Teresa (Paulina García) tiene 54 años, a los 20 vino de Chile a la Argentina para trabajar como parte del servicio doméstico de una familia de Buenos Aires. Atareada con el cuidado del pequeño niño Rodrigo, haciendo las camas, lavando ropa, Teresa se pasó la mayor parte de su vida viviendo para servir. Cobraba un buen sueldo, estudió Enfermería para terminar ejerciendo la profesión de forma doméstica en su trabajo eterno. Treinta y cuatro años después, cuando la familia decide vender la propiedad, Teresa acepta ir a San Juan para trabajar allí en la casa de otro miembro de la familia, logrando así conservar su trabajo. Este viaje la coloca frente a lo imprevisible: a mitad de camino, un desperfecto en el micro la obliga a esperar en una feria, allí se enreda con “Gringo” (Claudio Rissi), un comerciante ambulante, y durante la búsqueda de su bolso perdido, sucederá un breve romance que le revelará una nueva forma de comportarse frente a la vida (?).

En definitiva, Teresa, empleada doméstica, no vivió porque estuvo 30 años al servicio de una familia pudiente. No tuvo hijos, cuidó como suyo al niño de otras personas. Teresa no tuvo vida, porque se la ofreció a otros. Vivió 34 años con un agrio disgusto, y ahora que su amado Rodrigo es grande, tiene barba y se pone la camisa adentro del pantalón, Teresa ya no es útil. Nunca viajó, ni tuvo una relación con un hombre, por eso les escapa, manteniendo su aflicción; Teresa va a aprender que si no se vincula, si no conoce nuevos espacios, su vida está agotada.

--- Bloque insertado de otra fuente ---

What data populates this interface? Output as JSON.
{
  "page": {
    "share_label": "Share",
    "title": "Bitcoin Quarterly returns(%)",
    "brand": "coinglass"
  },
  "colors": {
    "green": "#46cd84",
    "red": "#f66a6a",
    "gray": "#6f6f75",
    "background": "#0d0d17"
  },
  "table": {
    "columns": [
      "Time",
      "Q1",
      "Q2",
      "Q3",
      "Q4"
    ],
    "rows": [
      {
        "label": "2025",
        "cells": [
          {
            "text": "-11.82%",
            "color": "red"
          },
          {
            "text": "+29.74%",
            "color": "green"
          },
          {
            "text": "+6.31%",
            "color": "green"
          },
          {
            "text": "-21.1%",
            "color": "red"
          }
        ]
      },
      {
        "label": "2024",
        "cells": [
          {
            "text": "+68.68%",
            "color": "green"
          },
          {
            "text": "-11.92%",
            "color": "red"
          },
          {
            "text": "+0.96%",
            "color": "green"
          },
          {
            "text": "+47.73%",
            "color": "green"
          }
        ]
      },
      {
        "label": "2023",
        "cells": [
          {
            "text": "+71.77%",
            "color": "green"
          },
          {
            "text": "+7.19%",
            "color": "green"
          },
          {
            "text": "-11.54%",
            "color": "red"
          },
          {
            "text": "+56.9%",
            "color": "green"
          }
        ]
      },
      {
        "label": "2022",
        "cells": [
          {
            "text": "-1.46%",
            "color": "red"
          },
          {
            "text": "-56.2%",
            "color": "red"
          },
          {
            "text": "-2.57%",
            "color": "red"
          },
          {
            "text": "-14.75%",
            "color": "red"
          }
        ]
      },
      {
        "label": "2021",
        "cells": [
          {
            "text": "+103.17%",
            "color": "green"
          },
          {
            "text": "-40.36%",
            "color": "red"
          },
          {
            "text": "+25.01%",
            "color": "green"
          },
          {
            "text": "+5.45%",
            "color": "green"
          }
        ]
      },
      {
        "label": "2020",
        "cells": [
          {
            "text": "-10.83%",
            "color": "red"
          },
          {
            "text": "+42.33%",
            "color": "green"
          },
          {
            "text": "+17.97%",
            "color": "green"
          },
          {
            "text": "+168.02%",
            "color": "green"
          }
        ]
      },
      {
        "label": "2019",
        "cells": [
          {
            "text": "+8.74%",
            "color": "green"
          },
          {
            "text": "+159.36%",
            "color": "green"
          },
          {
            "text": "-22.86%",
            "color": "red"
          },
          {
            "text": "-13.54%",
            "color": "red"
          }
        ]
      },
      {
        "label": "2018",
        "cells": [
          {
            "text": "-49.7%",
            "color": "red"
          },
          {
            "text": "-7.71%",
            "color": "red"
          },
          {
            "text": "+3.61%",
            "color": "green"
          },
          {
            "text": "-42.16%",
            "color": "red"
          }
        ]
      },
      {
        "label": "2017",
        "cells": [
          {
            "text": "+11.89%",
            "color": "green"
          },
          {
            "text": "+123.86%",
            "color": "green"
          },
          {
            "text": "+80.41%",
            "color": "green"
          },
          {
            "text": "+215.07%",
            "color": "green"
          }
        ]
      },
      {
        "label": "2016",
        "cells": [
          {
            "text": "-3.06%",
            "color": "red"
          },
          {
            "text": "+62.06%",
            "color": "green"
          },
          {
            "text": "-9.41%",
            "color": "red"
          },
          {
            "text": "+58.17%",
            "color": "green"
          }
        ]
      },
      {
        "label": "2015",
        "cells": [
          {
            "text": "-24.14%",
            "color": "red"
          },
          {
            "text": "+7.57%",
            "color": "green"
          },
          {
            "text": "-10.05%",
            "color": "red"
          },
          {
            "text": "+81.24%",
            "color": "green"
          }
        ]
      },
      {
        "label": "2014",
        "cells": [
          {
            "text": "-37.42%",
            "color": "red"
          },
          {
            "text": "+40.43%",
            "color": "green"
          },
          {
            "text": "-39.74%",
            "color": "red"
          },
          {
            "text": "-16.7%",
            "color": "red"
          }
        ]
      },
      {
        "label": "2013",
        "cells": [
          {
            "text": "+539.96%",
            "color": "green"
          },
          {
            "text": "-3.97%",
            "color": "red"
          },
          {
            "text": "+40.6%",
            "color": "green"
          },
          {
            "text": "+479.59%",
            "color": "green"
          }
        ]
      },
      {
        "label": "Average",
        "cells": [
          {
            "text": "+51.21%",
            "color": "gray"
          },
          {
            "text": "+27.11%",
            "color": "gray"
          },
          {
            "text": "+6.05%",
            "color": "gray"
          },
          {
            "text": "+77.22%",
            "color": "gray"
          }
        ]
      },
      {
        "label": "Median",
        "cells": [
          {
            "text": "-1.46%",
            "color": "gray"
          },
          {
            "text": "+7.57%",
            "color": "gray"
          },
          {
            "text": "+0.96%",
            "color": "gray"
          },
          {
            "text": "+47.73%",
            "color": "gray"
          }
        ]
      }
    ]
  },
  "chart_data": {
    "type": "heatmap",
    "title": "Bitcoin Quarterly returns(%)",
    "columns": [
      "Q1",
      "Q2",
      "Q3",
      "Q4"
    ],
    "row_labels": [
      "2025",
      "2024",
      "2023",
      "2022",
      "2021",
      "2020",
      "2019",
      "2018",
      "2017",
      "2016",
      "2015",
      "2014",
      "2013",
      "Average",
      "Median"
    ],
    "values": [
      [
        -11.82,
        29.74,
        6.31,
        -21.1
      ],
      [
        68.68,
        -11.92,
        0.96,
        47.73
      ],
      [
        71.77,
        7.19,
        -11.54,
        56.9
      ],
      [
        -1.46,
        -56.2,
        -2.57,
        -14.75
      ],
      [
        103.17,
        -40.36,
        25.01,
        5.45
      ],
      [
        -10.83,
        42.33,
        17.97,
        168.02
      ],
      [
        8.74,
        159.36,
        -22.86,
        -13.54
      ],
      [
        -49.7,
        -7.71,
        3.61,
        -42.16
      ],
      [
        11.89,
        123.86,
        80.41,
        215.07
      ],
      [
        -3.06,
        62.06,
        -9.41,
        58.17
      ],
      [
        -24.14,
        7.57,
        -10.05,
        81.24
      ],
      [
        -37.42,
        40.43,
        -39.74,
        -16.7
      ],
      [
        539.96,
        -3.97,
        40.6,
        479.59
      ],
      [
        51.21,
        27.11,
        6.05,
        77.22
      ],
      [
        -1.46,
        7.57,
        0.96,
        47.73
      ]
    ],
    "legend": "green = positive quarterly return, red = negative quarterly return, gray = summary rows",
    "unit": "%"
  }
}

La película intenta regir las situaciones bajo un acercamiento a la subjetividad impasible de Teresa, pero la condición apremiante de concretarse en su mirada termina siendo más alienante que conmovedora, porque todo lo enmarca dentro de un dramatismo rancio. Nos ofrece un reparo para el malestar de sus propias respuestas concretas, circulamos en la aridez del desierto a través engranajes centrales que nos llevan a los lugares comunes, eficaces, funcionales. La congoja de sus personajes, aletargados en la sombra de sus improbabilidades, no nos permite conocerlos en profundidad. Las interpretaciones se ven enmarcadas en personajes lavados, diálogos pronunciados de memoria, pausas demasiado artificiales que no generan la incomodidad que se proponen.

Su estructura funciona, todo es correcto, la rigurosa puesta en escena es digna de ser incluidas en la programación de Cannes, sin embargo, el increíble trabajo conjunto de fotografía, arte y vestuario, se ven comprometidos por una amargura moralizante que decanta en un optimismo pasajero, intrascendente y degenerativo. Sus personajes, bellos pero artificiales, cargan con el remordimiento de un pasado desabrido, pero del que ignoramos su esencia. Llevan a cuestas su incomodidad para relacionarse con una nueva vida, produciendo una identificación tan feroz que nos deja completos, acabados, terminados.

La novia del desierto (Argentina/Chile/Ecuador, 2017), de Cecilia Aitán y Valeria Pivato, c/Paulina García, Claudio Risi, Martín Slipak, 78′.